Le droit de vote, de prendre part aux débats et aux options de politique publique, est en principe reconnu pour tous les citoyens. Il s’agit même de l’un des fondements de la démocratie. Cependant, en prison, ce droit demeure compromis. Malgré les recommandations du Conseil de l’Europe de mettre un terme à la privation automatique de droits civiques en cas de condamnation pénale, les personnes condamnées avant la réforme du Code pénal de 1994 y restent soumises, créant ainsi une inégalité de traitement sans fondement. Par ailleurs, alors que les instances européennes insistent également sur « l’importance de protéger les droits de vote des groupes vulnérables » parmi lesquels figurent « les détenus », l’exercice de ce droit reste un « parcours du combattant » en prison. L’information et les facilités accordées manquent.

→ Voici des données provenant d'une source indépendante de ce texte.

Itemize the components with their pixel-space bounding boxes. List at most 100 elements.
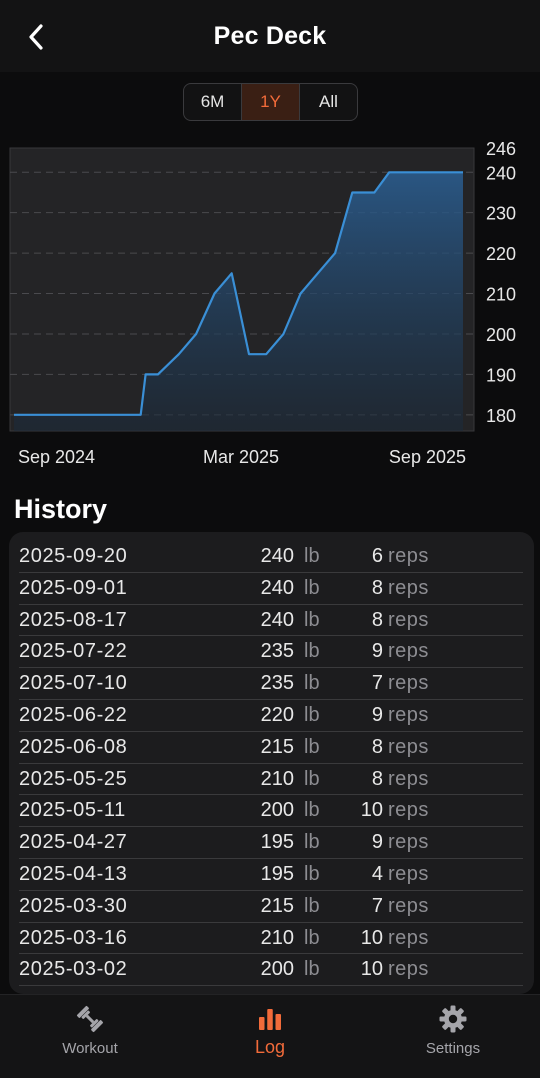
history-reps: 10 (360, 799, 383, 822)
history-weight-unit: lb (304, 926, 320, 949)
range-option-6m[interactable]: 6M (184, 84, 242, 120)
history-date: 2025-06-08 (19, 735, 128, 758)
history-row[interactable]: 2025-08-17 240 lb 8 reps (19, 605, 523, 637)
history-weight: 215 (260, 894, 294, 917)
history-weight-unit: lb (304, 799, 320, 822)
history-reps: 8 (371, 608, 383, 631)
tab-log[interactable]: Log (180, 995, 360, 1078)
history-weight-unit: lb (304, 640, 320, 663)
range-selector: 6M 1Y All (183, 83, 358, 121)
tab-settings-label: Settings (425, 1040, 481, 1057)
tab-bar: Workout Log Settings (0, 994, 540, 1078)
history-date: 2025-07-10 (19, 672, 128, 695)
history-weight: 220 (260, 704, 294, 726)
bar-chart-icon (259, 1009, 281, 1030)
history-weight: 240 (260, 545, 294, 567)
history-reps: 9 (371, 831, 383, 854)
history-weight: 200 (260, 799, 294, 822)
y-tick-label: 246 (486, 139, 516, 159)
history-weight: 195 (260, 831, 294, 854)
history-row[interactable]: 2025-07-10 235 lb 7 reps (19, 668, 523, 700)
history-reps-unit: reps (388, 672, 429, 695)
history-weight: 195 (260, 863, 294, 885)
history-date: 2025-03-16 (19, 926, 128, 949)
history-weight-unit: lb (304, 831, 320, 854)
history-row[interactable]: 2025-04-27 195 lb 9 reps (19, 827, 523, 859)
history-reps: 6 (371, 545, 383, 567)
chart-svg: 246 240 230 220 210 200 190 180 Sep 2024 Mar 2025… (9, 139, 516, 467)
tab-log-label: Log (254, 1037, 286, 1057)
history-row[interactable]: 2025-05-25 210 lb 8 reps (19, 764, 523, 796)
tab-workout[interactable]: Workout (0, 995, 180, 1078)
y-tick-label: 180 (486, 406, 516, 426)
history-row[interactable]: 2025-07-22 235 lb 9 reps (19, 636, 523, 669)
y-tick-label: 230 (486, 204, 516, 224)
history-date: 2025-03-30 (19, 894, 128, 917)
history-weight-unit: lb (304, 958, 320, 981)
history-weight-unit: lb (304, 672, 320, 695)
history-reps-unit: reps (388, 799, 429, 822)
history-row[interactable]: 2025-06-08 215 lb 8 reps (19, 732, 523, 764)
page-title: Pec Deck (213, 22, 327, 50)
history-reps-unit: reps (388, 608, 429, 631)
history-date: 2025-05-25 (19, 767, 128, 790)
history-reps: 8 (371, 767, 383, 790)
history-reps: 9 (371, 640, 383, 663)
history-weight: 210 (260, 926, 294, 949)
history-weight: 235 (260, 672, 294, 695)
history-reps-unit: reps (388, 926, 429, 949)
gear-icon (439, 1005, 467, 1033)
history-row[interactable]: 2025-03-30 215 lb 7 reps (19, 891, 523, 923)
history-reps: 8 (371, 735, 383, 758)
history-date: 2025-08-17 (19, 608, 128, 631)
history-row[interactable]: 2025-06-22 220 lb 9 reps (19, 700, 523, 732)
history-reps-unit: reps (388, 735, 429, 758)
history-row[interactable]: 2025-03-02 200 lb 10 reps (19, 954, 523, 987)
history-reps: 7 (371, 672, 383, 695)
history-weight: 235 (260, 640, 294, 663)
history-weight-unit: lb (304, 735, 320, 758)
x-tick-label: Mar 2025 (203, 447, 279, 467)
history-row[interactable]: 2025-03-16 210 lb 10 reps (19, 923, 523, 955)
tab-settings[interactable]: Settings (363, 995, 540, 1078)
history-reps-unit: reps (388, 767, 429, 790)
history-reps-unit: reps (388, 894, 429, 917)
history-reps-unit: reps (388, 704, 429, 726)
history-row[interactable]: 2025-09-01 240 lb 8 reps (19, 573, 523, 605)
history-date: 2025-09-20 (19, 545, 128, 567)
history-heading: History (14, 494, 108, 524)
history-reps-unit: reps (388, 576, 429, 599)
history-date: 2025-03-02 (19, 958, 128, 981)
history-weight: 240 (260, 608, 294, 631)
history-reps: 10 (360, 926, 383, 949)
history-weight-unit: lb (304, 545, 320, 567)
history-date: 2025-04-13 (19, 863, 128, 885)
history-reps-unit: reps (388, 640, 429, 663)
history-reps-unit: reps (388, 831, 429, 854)
history-weight: 200 (260, 958, 294, 981)
range-option-all[interactable]: All (300, 84, 357, 120)
x-tick-label: Sep 2024 (18, 447, 95, 467)
range-option-1y[interactable]: 1Y (242, 84, 300, 120)
history-reps: 10 (360, 958, 383, 981)
tab-workout-label: Workout (62, 1040, 118, 1057)
history-weight-unit: lb (304, 863, 320, 885)
dumbbell-icon (76, 1005, 104, 1033)
history-weight-unit: lb (304, 894, 320, 917)
header-bar: Pec Deck (0, 0, 540, 72)
x-tick-label: Sep 2025 (389, 447, 466, 467)
history-row[interactable]: 2025-04-13 195 lb 4 reps (19, 859, 523, 891)
history-row[interactable]: 2025-05-11 200 lb 10 reps (19, 795, 523, 828)
y-tick-label: 240 (486, 163, 516, 183)
history-weight: 210 (260, 767, 294, 790)
history-row[interactable]: 2025-09-20 240 lb 6 reps (19, 541, 523, 573)
history-weight-unit: lb (304, 704, 320, 726)
history-weight-unit: lb (304, 576, 320, 599)
history-date: 2025-05-11 (19, 799, 126, 822)
history-weight-unit: lb (304, 767, 320, 790)
history-date: 2025-06-22 (19, 704, 128, 726)
history-list: 2025-09-20 240 lb 6 reps 2025-09-01 240 lb 8 reps… (9, 532, 534, 994)
history-date: 2025-04-27 (19, 831, 128, 854)
progress-chart: 246 240 230 220 210 200 190 180 Sep 2024 Mar 2025… (0, 135, 540, 475)
history-date: 2025-09-01 (19, 576, 128, 599)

Et, faute de bureau de vote en détention ou de possibilités de permission de sortir suffisamment étendues, les personnes incarcérées doivent recourir au système de la procuration. Or, les démarches requises sont complexes à mener et supposent la mobilisation de multiples acteurs, qui font parfois défaut. Résultat : en 2012, seuls 1 980 personnes détenues ont participé aux élections présidentielles … Soit moins de 4% de participation.